Raw Activation Shape:  torch.Size([2000, 196, 768])
Rearranged Activation Shape:  torch.Size([392000, 768])


In [None]:
sae = TopKSAE(Activations.shape[-1], nb_concepts=concepts, top_k=3, device='cuda')

dataloader = torch.utils.data.DataLoader(TensorDataset(Activations), batch_size=1024, shuffle=True)
optimizer = torch.optim.Adam(sae.parameters(), lr=5e-4)

def criterion(x, x_hat, pre_codes, codes, dictionary):
  mse = (x - x_hat).square().mean()
  return mse

logs = train_sae(sae, dataloader, criterion, optimizer, nb_epochs=epochs, device='cuda')

In [None]:
# now the funny part, we have access to 4 functions that allow us to inspect the concepts,
# let use them to understand a bit more the top 3 concepts !

sae = sae.eval()

with torch.no_grad():
  pre_codes, codes = sae.encode(Activations)

print("Raw Code Shape: ", codes.shape)
codes = rearrange(codes, '(n w h) d -> n w h d', w=14, h=14)
print("Rearranged Code Shape: ", codes.shape)

In [None]:
# Compute per-concept L1 norm across all spatial positions and batch
codes_flat = codes.abs().sum(dim=(1, 2))        # (32, D)
concept_strength = codes_flat.sum(dim=0)        # (D,)

topk = int((1 - logs['dead_features'][-1]) * concepts)
top_concepts = torch.argsort(concept_strength, descending=True)[:topk].to(device)

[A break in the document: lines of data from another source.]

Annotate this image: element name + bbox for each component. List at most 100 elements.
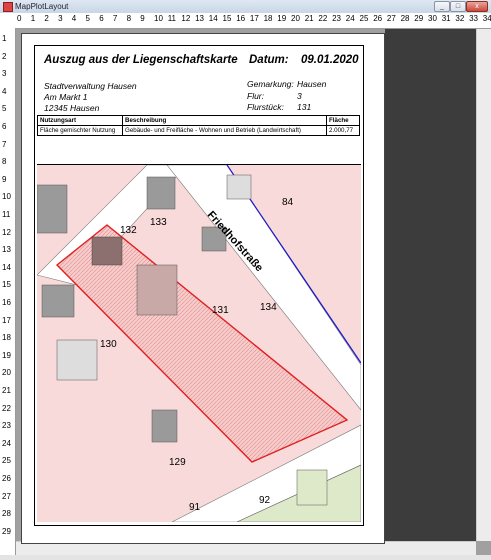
column-header: Fläche <box>326 115 360 126</box>
parcel-label: 130 <box>100 339 117 350</box>
ruler-tick-label: 11 <box>167 14 176 23</box>
ruler-tick-label: 29 <box>2 526 11 536</box>
ruler-tick-label: 11 <box>2 210 11 219</box>
address-line-1: Stadtverwaltung Hausen <box>44 81 137 91</box>
ruler-tick-label: 5 <box>2 104 7 114</box>
ruler-tick-label: 16 <box>236 14 246 23</box>
ruler-tick-label: 29 <box>414 14 424 23</box>
title-bar: MapPlotLayout _ □ x <box>0 0 491 14</box>
ruler-corner <box>0 13 16 29</box>
parcel-label: 132 <box>120 225 137 236</box>
ruler-tick-label: 15 <box>222 14 232 23</box>
side-panel <box>385 29 476 541</box>
close-button[interactable]: x <box>466 1 488 12</box>
ruler-tick-label: 27 <box>2 491 11 501</box>
ruler-tick-label: 21 <box>2 386 11 395</box>
ruler-tick-label: 28 <box>2 509 11 519</box>
ruler-tick-label: 17 <box>2 315 11 325</box>
ruler-tick-label: 23 <box>332 14 341 23</box>
ruler-tick-label: 4 <box>2 86 7 96</box>
ruler-tick-label: 14 <box>208 14 218 23</box>
table-header-row: Nutzungsart Beschreibung Fläche <box>37 115 360 126</box>
ruler-tick-label: 8 <box>126 14 132 23</box>
cadastral-map[interactable]: 131 84 133 132 134 130 129 91 92 Friedho… <box>37 164 361 522</box>
ruler-tick-label: 18 <box>263 14 273 23</box>
ruler-tick-label: 31 <box>441 14 451 23</box>
parcel-label: 131 <box>212 305 229 316</box>
building <box>146 176 176 210</box>
column-header: Nutzungsart <box>37 115 123 126</box>
ruler-tick-label: 30 <box>428 14 437 23</box>
ruler-tick-label: 4 <box>71 14 77 23</box>
flurstueck-label: Flurstück: <box>247 102 284 112</box>
ruler-tick-label: 24 <box>345 14 355 23</box>
flur-label: Flur: <box>247 91 264 101</box>
status-bar <box>0 555 491 560</box>
ruler-tick-label: 17 <box>249 14 259 23</box>
flur-value: 3 <box>297 91 302 101</box>
building <box>41 284 75 318</box>
parcel-label: 129 <box>169 457 186 468</box>
ruler-tick-label: 19 <box>277 14 287 23</box>
ruler-tick-label: 25 <box>359 14 369 23</box>
ruler-tick-label: 6 <box>99 14 104 23</box>
ruler-tick-label: 20 <box>291 14 300 23</box>
ruler-tick-label: 34 <box>482 14 491 23</box>
ruler-tick-label: 22 <box>2 403 11 413</box>
usage-table: Nutzungsart Beschreibung Fläche Fläche g… <box>37 115 360 136</box>
ruler-tick-label: 21 <box>304 14 314 23</box>
map-frame: Auszug aus der Liegenschaftskarte Datum:… <box>34 45 364 526</box>
building <box>91 236 123 266</box>
address-line-2: Am Markt 1 <box>44 92 88 102</box>
minimize-button[interactable]: _ <box>434 1 450 12</box>
ruler-tick-label: 7 <box>112 14 118 23</box>
ruler-tick-label: 20 <box>2 368 11 378</box>
ruler-tick-label: 3 <box>58 14 63 23</box>
ruler-tick-label: 26 <box>2 474 11 483</box>
ruler-tick-label: 19 <box>2 350 11 360</box>
app-icon <box>3 2 13 12</box>
parcel-label: 91 <box>189 502 201 513</box>
date-value: 09.01.2020 <box>301 54 359 66</box>
maximize-button[interactable]: □ <box>450 1 466 12</box>
ruler-tick-label: 1 <box>30 14 36 23</box>
ruler-tick-label: 16 <box>2 298 11 307</box>
ruler-tick-label: 14 <box>2 262 11 272</box>
document-title: Auszug aus der Liegenschaftskarte <box>44 54 238 66</box>
ruler-tick-label: 13 <box>195 14 204 23</box>
building <box>226 174 252 200</box>
ruler-tick-label: 2 <box>2 51 7 61</box>
ruler-tick-label: 2 <box>44 14 49 23</box>
ruler-tick-label: 15 <box>2 280 11 290</box>
parcel-label: 92 <box>259 495 271 506</box>
building <box>37 184 68 234</box>
ruler-tick-label: 32 <box>455 14 465 23</box>
building <box>136 264 178 316</box>
ruler-tick-label: 28 <box>400 14 410 23</box>
parcel-label: 134 <box>260 302 277 313</box>
vertical-scrollbar[interactable] <box>476 29 491 541</box>
date-label: Datum: <box>249 54 289 66</box>
ruler-tick-label: 12 <box>2 227 11 237</box>
address-line-3: 12345 Hausen <box>44 103 100 113</box>
building <box>56 339 98 381</box>
ruler-tick-label: 10 <box>154 14 163 23</box>
building <box>151 409 178 443</box>
window-title: MapPlotLayout <box>15 2 69 11</box>
ruler-tick-label: 7 <box>2 139 7 149</box>
vertical-ruler: 1 2 3 4 5 6 7 8 9 10 11 12 13 14 15 16 17 18 19 20 21 22 23 24 2… <box>0 28 16 555</box>
ruler-tick-label: 22 <box>318 14 328 23</box>
gemarkung-label: Gemarkung: <box>247 79 294 89</box>
ruler-tick-label: 24 <box>2 438 11 448</box>
gemarkung-value: Hausen <box>297 79 327 89</box>
ruler-tick-label: 0 <box>17 14 22 23</box>
ruler-tick-label: 5 <box>85 14 90 23</box>
table-cell: Fläche gemischter Nutzung <box>37 125 123 136</box>
ruler-tick-label: 33 <box>469 14 478 23</box>
ruler-tick-label: 1 <box>2 34 7 43</box>
horizontal-ruler: 0 1 2 3 4 5 6 7 8 9 10 11 12 13 14 15 16 17 18 19 20 21 22 23 24… <box>15 13 491 29</box>
ruler-tick-label: 10 <box>2 192 11 202</box>
ruler-tick-label: 9 <box>140 14 145 23</box>
ruler-tick-label: 27 <box>386 14 396 23</box>
ruler-tick-label: 18 <box>2 333 11 343</box>
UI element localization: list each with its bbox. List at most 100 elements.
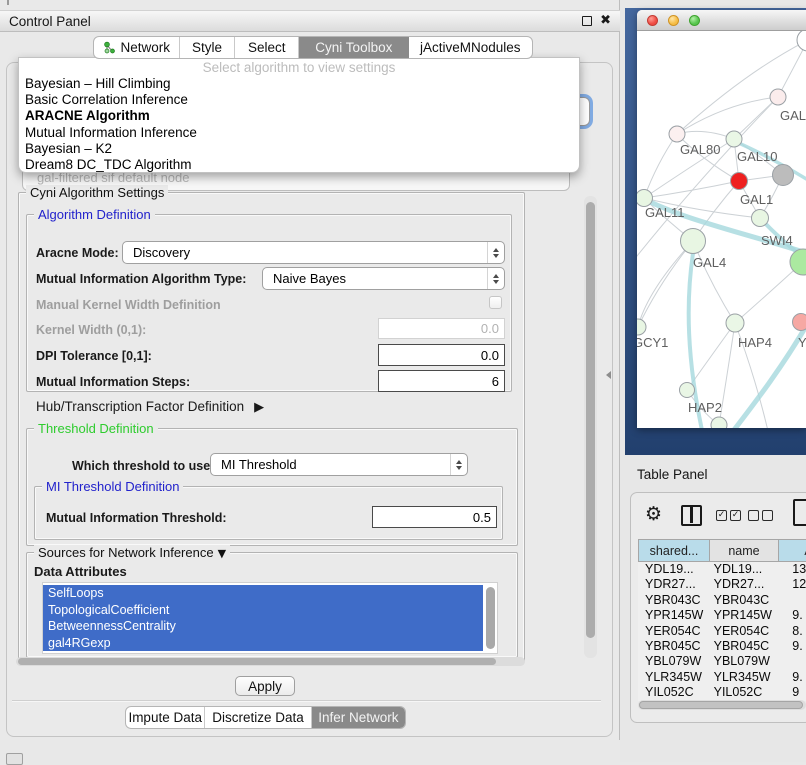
algorithm-option[interactable]: ARACNE Algorithm	[19, 108, 579, 124]
hub-definition-expander[interactable]: Hub/Transcription Factor Definition▶	[36, 399, 264, 415]
table-row[interactable]: YIL052CYIL052C9	[638, 685, 806, 700]
network-node[interactable]	[669, 126, 685, 142]
column-header[interactable]: A	[779, 539, 806, 562]
column-header[interactable]: name	[710, 539, 779, 562]
tab-cyni-toolbox[interactable]: Cyni Toolbox	[299, 37, 409, 58]
window-edge-tick	[7, 0, 9, 5]
apply-button[interactable]: Apply	[235, 676, 295, 696]
manual-kernel-width-checkbox[interactable]	[489, 296, 502, 309]
table-panel-title: Table Panel	[637, 467, 708, 482]
mi-steps-label: Mutual Information Steps:	[36, 374, 190, 390]
table-cell: YBL079W	[710, 654, 779, 669]
close-icon[interactable]: ✖	[600, 16, 611, 26]
network-node[interactable]	[726, 131, 742, 147]
kernel-width-label: Kernel Width (0,1):	[36, 322, 146, 338]
network-edge[interactable]	[693, 241, 735, 323]
tab-discretize-data[interactable]: Discretize Data	[205, 707, 311, 728]
table-row[interactable]: YBR043CYBR043C	[638, 593, 806, 608]
table-horizontal-scrollbar[interactable]	[638, 700, 806, 710]
float-window-icon[interactable]	[582, 16, 592, 26]
network-edge[interactable]	[644, 181, 739, 198]
checked-checkbox-icon[interactable]: ✓	[716, 510, 727, 521]
network-node[interactable]	[681, 229, 706, 254]
columns-icon[interactable]	[681, 505, 702, 526]
sources-group-title[interactable]: Sources for Network Inference▼	[34, 545, 230, 560]
network-edge[interactable]	[735, 262, 803, 323]
tab-jactivemnodules[interactable]: jActiveMNodules	[409, 37, 532, 58]
tab-select[interactable]: Select	[235, 37, 299, 58]
network-node[interactable]	[773, 165, 794, 186]
network-edge[interactable]	[644, 134, 677, 198]
unchecked-checkbox-icon[interactable]	[762, 510, 773, 521]
tab-style[interactable]: Style	[180, 37, 236, 58]
algorithm-option[interactable]: Mutual Information Inference	[19, 125, 579, 141]
table-row[interactable]: YDL19...YDL19...13	[638, 562, 806, 577]
which-threshold-select[interactable]: MI Threshold	[210, 453, 468, 476]
network-node[interactable]	[793, 314, 806, 331]
table-row[interactable]: YLR345WYLR345W9.	[638, 670, 806, 685]
network-edge[interactable]	[638, 241, 693, 327]
network-window-titlebar[interactable]	[637, 10, 806, 31]
network-node[interactable]	[770, 89, 786, 105]
algorithm-option[interactable]: Dream8 DC_TDC Algorithm	[19, 157, 579, 173]
table-row[interactable]: YBL079WYBL079W	[638, 654, 806, 669]
table-cell: 13	[778, 562, 806, 577]
mi-threshold-field[interactable]: 0.5	[372, 506, 497, 528]
network-node[interactable]	[637, 319, 646, 335]
control-panel-title: Control Panel	[9, 14, 582, 29]
column-header[interactable]: shared...	[638, 539, 710, 562]
kernel-width-field[interactable]: 0.0	[378, 318, 505, 339]
table-cell: YDR27...	[710, 577, 779, 592]
algorithm-option[interactable]: Bayesian – K2	[19, 141, 579, 157]
table-row[interactable]: YDR27...YDR27...12	[638, 577, 806, 592]
algorithm-option[interactable]: Bayesian – Hill Climbing	[19, 76, 579, 92]
unchecked-checkbox-icon[interactable]	[748, 510, 759, 521]
network-node[interactable]	[711, 417, 727, 428]
settings-horizontal-scrollbar[interactable]	[16, 657, 525, 666]
tab-label: Infer Network	[318, 710, 398, 725]
attribute-list-item[interactable]: BetweennessCentrality	[43, 618, 483, 635]
list-scrollbar[interactable]	[486, 587, 495, 649]
document-icon[interactable]	[793, 499, 806, 526]
network-node-label: HAP2	[688, 400, 722, 415]
network-edge[interactable]	[638, 241, 693, 327]
dpi-tolerance-field[interactable]: 0.0	[378, 344, 505, 366]
algorithm-option[interactable]: Basic Correlation Inference	[19, 92, 579, 108]
network-edge[interactable]	[677, 97, 778, 134]
attribute-list-item[interactable]: TopologicalCoefficient	[43, 602, 483, 619]
attribute-list-item[interactable]: gal4RGexp	[43, 635, 483, 652]
splitter-arrow-icon[interactable]	[606, 371, 611, 379]
mi-steps-field[interactable]: 6	[378, 370, 505, 392]
network-node[interactable]	[752, 210, 769, 227]
gear-icon[interactable]: ⚙	[645, 503, 662, 525]
attribute-list-item[interactable]: SelfLoops	[43, 585, 483, 602]
network-node[interactable]	[637, 190, 653, 207]
data-attributes-list[interactable]: SelfLoopsTopologicalCoefficientBetweenne…	[42, 582, 498, 654]
network-node[interactable]	[680, 383, 695, 398]
minimized-panel-icon[interactable]	[6, 753, 23, 765]
minimize-traffic-icon[interactable]	[668, 15, 679, 26]
network-canvas[interactable]: GALGAL80GAL10GAL1SWI4GAL11GAL4GCY1HAP4YH…	[637, 31, 806, 428]
table-row[interactable]: YPR145WYPR145W9.	[638, 608, 806, 623]
table-row[interactable]: YBR045CYBR045C9.	[638, 639, 806, 654]
table-cell	[778, 654, 806, 669]
tab-network[interactable]: Network	[94, 37, 180, 58]
table-row[interactable]: YER054CYER054C8.	[638, 624, 806, 639]
network-node[interactable]	[731, 173, 748, 190]
tab-impute-data[interactable]: Impute Data	[126, 707, 205, 728]
checked-checkbox-icon[interactable]: ✓	[730, 510, 741, 521]
combo-stepper-icon	[487, 242, 504, 263]
network-node[interactable]	[797, 31, 806, 51]
aracne-mode-value: Discovery	[133, 245, 190, 260]
network-node[interactable]	[726, 314, 744, 332]
aracne-mode-select[interactable]: Discovery	[122, 241, 505, 264]
algorithm-popup-placeholder: Select algorithm to view settings	[19, 59, 579, 76]
network-node-label: GAL1	[740, 192, 773, 207]
zoom-traffic-icon[interactable]	[689, 15, 700, 26]
network-edge[interactable]	[677, 131, 734, 139]
tab-infer-network[interactable]: Infer Network	[312, 707, 405, 728]
settings-vertical-scrollbar[interactable]	[584, 196, 597, 658]
close-traffic-icon[interactable]	[647, 15, 658, 26]
tab-label: Select	[248, 40, 286, 55]
mi-algorithm-type-select[interactable]: Naive Bayes	[262, 267, 505, 290]
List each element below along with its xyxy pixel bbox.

print(f"Top-{topk} Concepts by L1 Norm")

# first, lets use the simple overlay to get a broad sense of what's going on
for concept_id in top_concepts:
  print('Concept', concept_id.item())
  overlay_top_heatmaps(image, codes, concept_id=concept_id.item())
  os.makedirs(save_dir, exist_ok=True)
  filename = f"concept_{concept_id.item()}.png"
  filepath = os.path.join(save_dir, filename)
  plt.savefig(filepath, bbox_inches='tight', dpi=300)
  plt.close()